Is adding half your PB enough for RT to trigger?

No,

Reliable talent only triggers if you can add your proficiency bonus.

Jack of all trades only triggers if you can't.

Also, unlike the OP question, this one was addressed by sage advice.
 

You're free to read this however you want in your game, but any interpretation other than that the whenever refers to the ability check and a d20 roll means that one die roll per ability check is changed is results determinative thinking.

Let's do a substitution exercise.

Whenever you finish an assignment early, you can treat yourself to a candy. How many candies are you taking? If the answer is multiple, teacher is going to crack you knuckles with the yardstick.

This is 100% not ambiguous.
So if I finish two assignments early, I can only get one candy. That's what you're saying?

You are free to read that interpretation as RAW, but it is definitely not the only RAW way to read it. If it was meant to be that explicitly singular, it would clearly state that is effects a single die.
The rule states, "treat a d20 roll of 9 or lower". A die roll can only have one result. You cannot roll multiple results on a die. That is why it is singular.

Or if you don't like that. Disadvantage tells you to roll 2 dice and use the lowest result. That die is then used for your result. Reliable talent then tells you to treat that roll as a 10 if it was 9 or lower.

If I say that a dog can be brown, does that mean that only one dog in the entire world can be brown at any moment?
 

EscherEnigma

Adventurer
As a rule of thumb, if a statement is ambiguous, you look to context and surrounding language to determine meaning.

And the surrounding context is that when there are limits to how often you apply an ability (be it per long rest, per short rest, per turn, etc), the PhB is unambiguous.

So at my table I'd say "most generous": If they had intended to limit it, they would have used different language.

But as a player, I'd accept whatever the GM goes with cause I'm happy to be playing regardless of how one specific rogue ability works.
 

Ovinomancer

No flips for you!
As a rule of thumb, if a statement is ambiguous, you look to context and surrounding language to determine meaning.

And the surrounding context is that when there are limits to how often you apply an ability (be it per long rest, per short rest, per turn, etc), the PhB is unambiguous.

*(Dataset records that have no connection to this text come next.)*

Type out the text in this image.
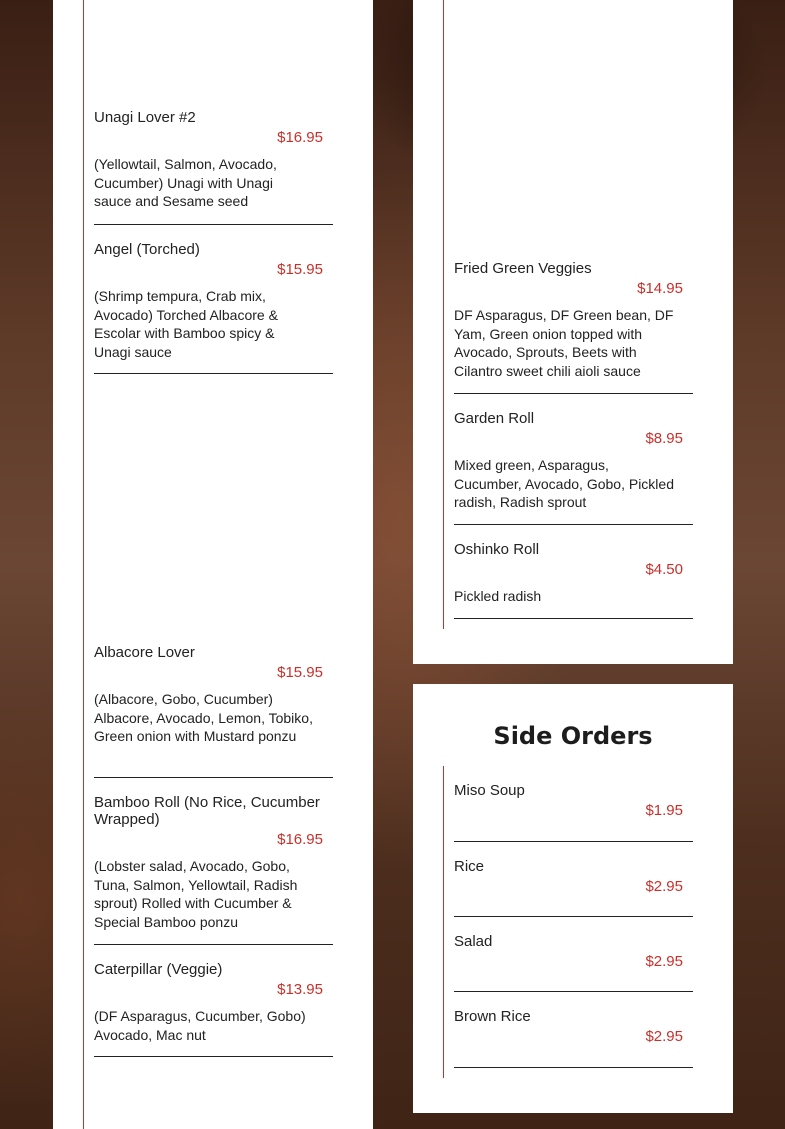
Unagi Lover #2
$16.95
(Yellowtail, Salmon, Avocado, Cucumber) Unagi with Unagi sauce and Sesame seed
Angel (Torched)
$15.95
(Shrimp tempura, Crab mix, Avocado) Torched Albacore & Escolar with Bamboo spicy & Unagi sauce
Albacore Lover
$15.95
(Albacore, Gobo, Cucumber) Albacore, Avocado, Lemon, Tobiko, Green onion with Mustard ponzu
Bamboo Roll (No Rice, Cucumber Wrapped)
$16.95
(Lobster salad, Avocado, Gobo, Tuna, Salmon, Yellowtail, Radish sprout) Rolled with Cucumber & Special Bamboo ponzu
Caterpillar (Veggie)
$13.95
(DF Asparagus, Cucumber, Gobo) Avocado, Mac nut
Fried Green Veggies
$14.95
DF Asparagus, DF Green bean, DF Yam, Green onion topped with Avocado, Sprouts, Beets with Cilantro sweet chili aioli sauce
Garden Roll
$8.95
Mixed green, Asparagus, Cucumber, Avocado, Gobo, Pickled radish, Radish sprout
Oshinko Roll
$4.50
Pickled radish
Side Orders
Miso Soup
$1.95
Rice
$2.95
Salad
$2.95
Brown Rice
$2.95
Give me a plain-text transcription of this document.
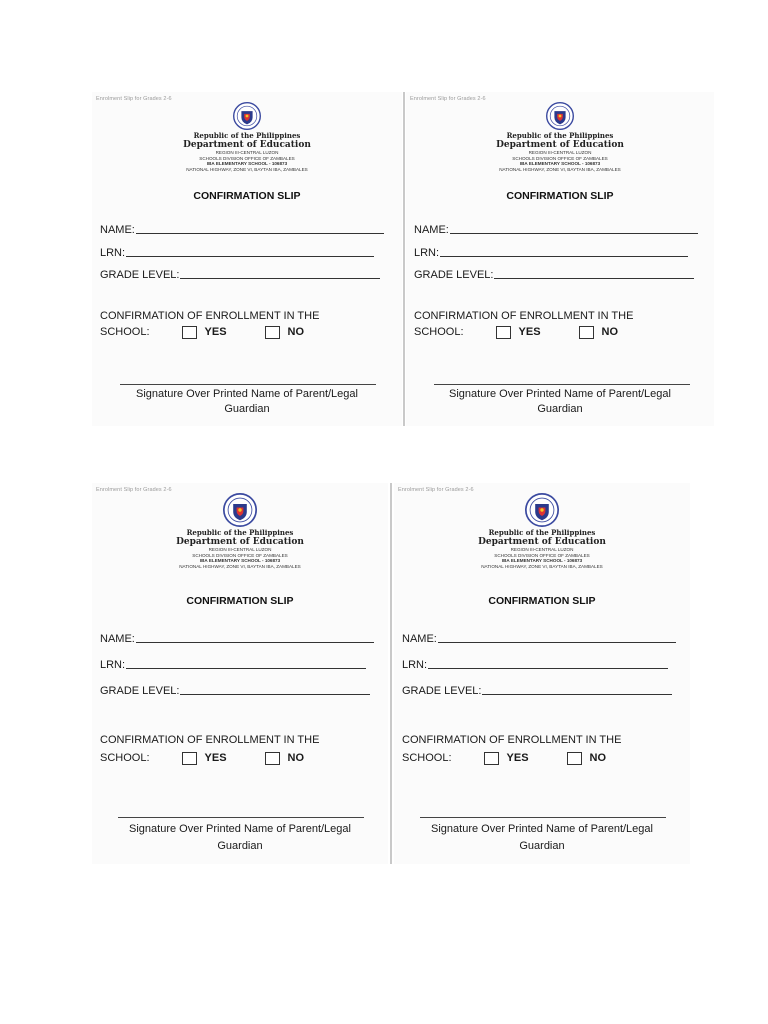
Enrolment Slip for Grades 2-6
Republic of the Philippines
Department of Education
REGION III-CENTRAL LUZON
SCHOOLS DIVISION OFFICE OF ZAMBALES
IBA ELEMENTARY SCHOOL - 106873
NATIONAL HIGHWAY, ZONE VI, BAYTAN IBA, ZAMBALES
CONFIRMATION SLIP
NAME:
LRN:
GRADE LEVEL:
CONFIRMATION OF ENROLLMENT IN THE
SCHOOL:	YES	NO
Signature Over Printed Name of Parent/Legal
Guardian
Enrolment Slip for Grades 2-6
Republic of the Philippines
Department of Education
REGION III-CENTRAL LUZON
SCHOOLS DIVISION OFFICE OF ZAMBALES
IBA ELEMENTARY SCHOOL - 106873
NATIONAL HIGHWAY, ZONE VI, BAYTAN IBA, ZAMBALES
CONFIRMATION SLIP
NAME:
LRN:
GRADE LEVEL:
CONFIRMATION OF ENROLLMENT IN THE
SCHOOL:	YES	NO
Signature Over Printed Name of Parent/Legal
Guardian
Enrolment Slip for Grades 2-6
Republic of the Philippines
Department of Education
REGION III-CENTRAL LUZON
SCHOOLS DIVISION OFFICE OF ZAMBALES
IBA ELEMENTARY SCHOOL - 106873
NATIONAL HIGHWAY, ZONE VI, BAYTAN IBA, ZAMBALES
CONFIRMATION SLIP
NAME:
LRN:
GRADE LEVEL:
CONFIRMATION OF ENROLLMENT IN THE
SCHOOL:	YES	NO
Signature Over Printed Name of Parent/Legal
Guardian
Enrolment Slip for Grades 2-6
Republic of the Philippines
Department of Education
REGION III-CENTRAL LUZON
SCHOOLS DIVISION OFFICE OF ZAMBALES
IBA ELEMENTARY SCHOOL - 106873
NATIONAL HIGHWAY, ZONE VI, BAYTAN IBA, ZAMBALES
CONFIRMATION SLIP
NAME:
LRN:
GRADE LEVEL:
CONFIRMATION OF ENROLLMENT IN THE
SCHOOL:	YES	NO
Signature Over Printed Name of Parent/Legal
Guardian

So at my table I'd say "most generous": If they had intended to limit it, they would have used different language.

But as a player, I'd accept whatever the GM goes with cause I'm happy to be playing regardless of how one specific rogue ability works.
Best Answer.

The rules do not attempt to hide meanings. If something is meant to be limited, the rules are clear about it. If you're looking at an ambiguous section, you should start your interpretation by assuming intended limits to be explicit, not implied.